Dylan ressemble à son père : il est bâti comme une véritable armoire et son visage rond est une invitation permanente à la jovialité ; Sofia, étrangement, ressemble plutôt à ma mère : elle est fluette et relativement petite ; son visage sérieux et ses yeux en amandes me rappellent aussi ma grand-mère.

James et Talia quant à eux sont deux versions presque jumelles l'un de l'autre – et pourtant, ils ont 4 ans d'écart. Ils sont tous les deux de grands sportifs – ce que la largeur de leurs épaules laisse aisément deviner. Et comme la plupart des autres membres de la famille Mendoza – hormis moi, je crois - il y a toujours un sourire prêt à éclore sur leurs lèvres.

Ils ont posé leurs sacs dans l'entrée – nous nous en occuperons plus tard. Pour l'instant, c'est l'heure des agapes : mon oncle dispose tout ce qu'il a apporté sur le comptoir : il y a de la charcuterie, des jalapeño poppers, qui sont des piments fourrés, du pain au maïs et des garlic knots.

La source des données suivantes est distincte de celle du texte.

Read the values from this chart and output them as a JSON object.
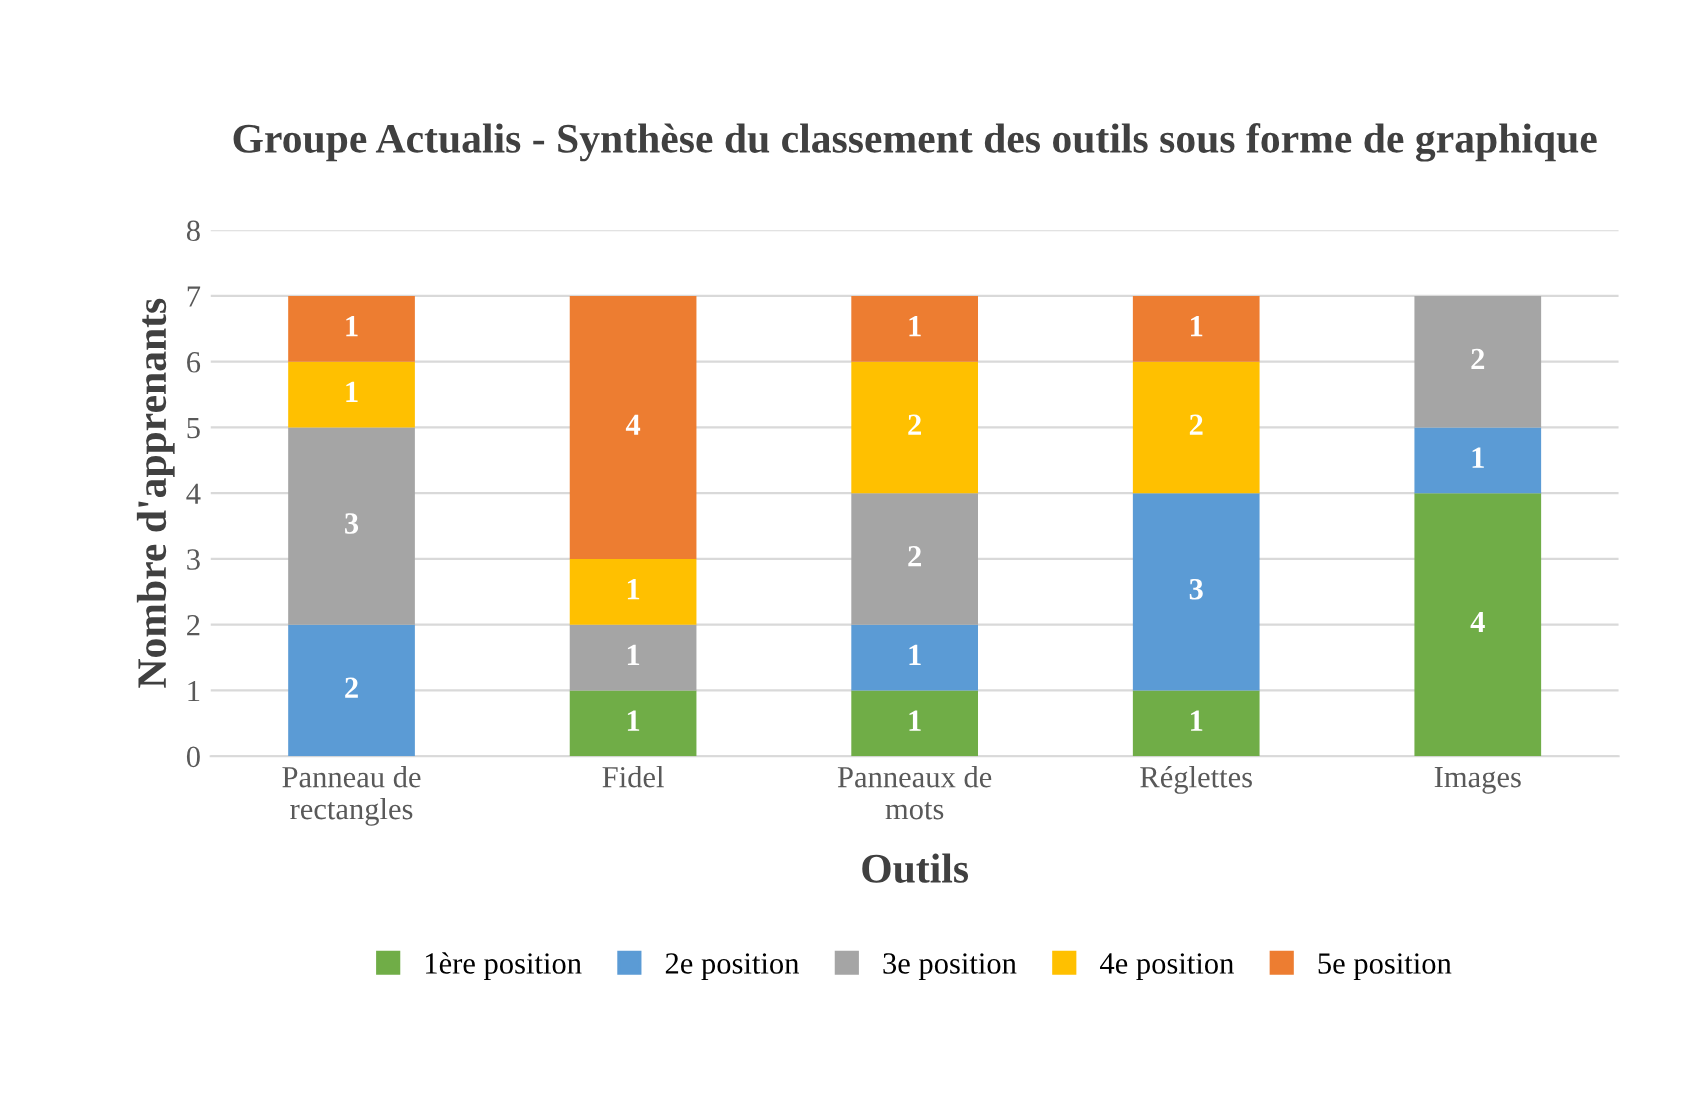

- Ça, c'est pour l'entrée... et voici le chili de Carmen ! annonce-t-il en sortant un grand faitout de la glacière. « A réchauffer sur feu doux pendant environ une demi-heure ! » ajoute-t-il en levant solennellement un doigt à la manière d'un professeur. Je souris : il imite à la perfection ma tante détaillant ses recommandations.

Jonas s'avance en tendant les mains et dit à mon oncle :

- Donnez, je vais le faire. » Manifestement, il n'entend pas se laisser déposséder de son rôle de chef en cuisine – et personne ne le lui contestera tellement ça semble une évidence. Rick ne s'y trompe pas :

- Jonas, il faudra que tu viennes chez nous, un jour. Carmen aimerait bien se lancer dans la cuisine cajun et Sam nous a dit que tes gombos étaient exceptionnels !

- Vous savez bien qu'il ne faut jamais prendre au sérieux ce que dit Sam, non ?

De nouveaux éclats de rire résonnent dans la pièce, tandis que chacun prend place autour du comptoir pour se servir un verre et picorer les délices qu'a préparés ma tante.

- Mais je viendrais avec plaisir apprendre à faire le chili !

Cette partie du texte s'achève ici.